At or near the top of his agenda is working a deal with Republicans on Capitol Hill to keep the country from going off the “fiscal cliff.”
As Obama sees it there are two options. The first is to do nothing and see taxes go up on Americans and small businesses that make less than $250,000 a year. The other option, the one he campaigned on, is to let the Bush tax cuts expire for all but the wealthiest Americans. That’s even though doing such a thing wouldn’t come remotely close to closing the budget gap. It’s class warfare, pure and simple.
Trying as usual to sound like the soul of reason, he said, “As I’ve said before, I’m open to compromise and I’m open to new ideas.” Maybe down the road Obama is, but not to avert the impending fiscal crisis. Before and during the conference, he shot down such Republicans proposals as a cap on deductions, closing unspecified loopholes, and “dynamic scoring,” a bookkeeping device that assumes, often mistakenly, that tax cuts more than make up for revenue losses.
Republicans, being no strangers to this kind of fiscal brinksmanship, can see they are being set up to take the fall if there is no tax and spending deal before mid-January.
The Benghazi scandal also came up at the press conference, and perhaps because he’s newly re-elected and feeling his oats, Obama showed unaccustomed fire. He blasted moderate GOP Sens. John McCain and Lindsey Graham for their criticisms of U.N. Ambassador Susan Rice, who’ll you recall was trotted out by the administration to argue — based, Obama noted at the conference, on the intelligence she was given — that the attack on the U.S. consulate in Benghazi that left our ambassador and three other brave Americans dead was prompted by Muslim anger over an obscure YouTube video.
Obama, having perhaps unwittingly conceded just moments earlier that he had “set up” Rice with false information — said the attempt by the two Republicans “to besmirch her reputation is outrageous.”
Really? What’s truly outrageous is a president who would send a U.N. ambassador out to lie to the public on his behalf. What’s outrageous is a president who would duck and dodge and prevaricate about his role in the Benghazi debacle like this one has.
McCain and Graham have vowed to block Rice from ever being Secretary of State. And we would encourage Georgia Sens. Johnny Isakson and Saxby Chambliss to oppose the nomination of Rice as well, should it come to that.
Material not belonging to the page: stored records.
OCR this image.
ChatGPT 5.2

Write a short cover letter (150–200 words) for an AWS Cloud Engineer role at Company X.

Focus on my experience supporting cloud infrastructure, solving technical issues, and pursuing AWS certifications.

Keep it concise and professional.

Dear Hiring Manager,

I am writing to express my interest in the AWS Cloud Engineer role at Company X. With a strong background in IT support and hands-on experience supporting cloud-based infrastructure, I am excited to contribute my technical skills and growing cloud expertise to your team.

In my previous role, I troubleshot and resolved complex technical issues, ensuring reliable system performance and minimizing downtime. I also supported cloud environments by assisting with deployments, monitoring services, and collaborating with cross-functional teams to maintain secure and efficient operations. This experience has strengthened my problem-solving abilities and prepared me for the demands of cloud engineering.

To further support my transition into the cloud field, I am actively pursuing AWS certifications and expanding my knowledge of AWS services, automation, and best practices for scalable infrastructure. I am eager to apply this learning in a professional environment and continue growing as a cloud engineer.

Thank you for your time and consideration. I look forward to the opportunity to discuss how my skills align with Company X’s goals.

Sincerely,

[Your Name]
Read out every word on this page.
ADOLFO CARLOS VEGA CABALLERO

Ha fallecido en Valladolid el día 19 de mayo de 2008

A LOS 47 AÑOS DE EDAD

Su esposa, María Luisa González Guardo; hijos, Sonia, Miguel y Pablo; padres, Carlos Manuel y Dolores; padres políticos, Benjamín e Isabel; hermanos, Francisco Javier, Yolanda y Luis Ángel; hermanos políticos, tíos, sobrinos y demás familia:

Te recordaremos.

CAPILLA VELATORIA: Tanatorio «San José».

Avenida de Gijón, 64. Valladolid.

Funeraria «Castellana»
Obama shot back in his press conference that if he thought Rice would be the best person to serve in that capacity “then I will nominate her.”
In that case, we would urge Obama to do so. That’s because televised confirmation hearings would provide a silver lining of sorts — i.e., a forum at which Obama’s duplicity and mendacity on the subject might finally be aired, and in such a way that the mainstream media would finally have to pay attention to after months of essentially ignoring it.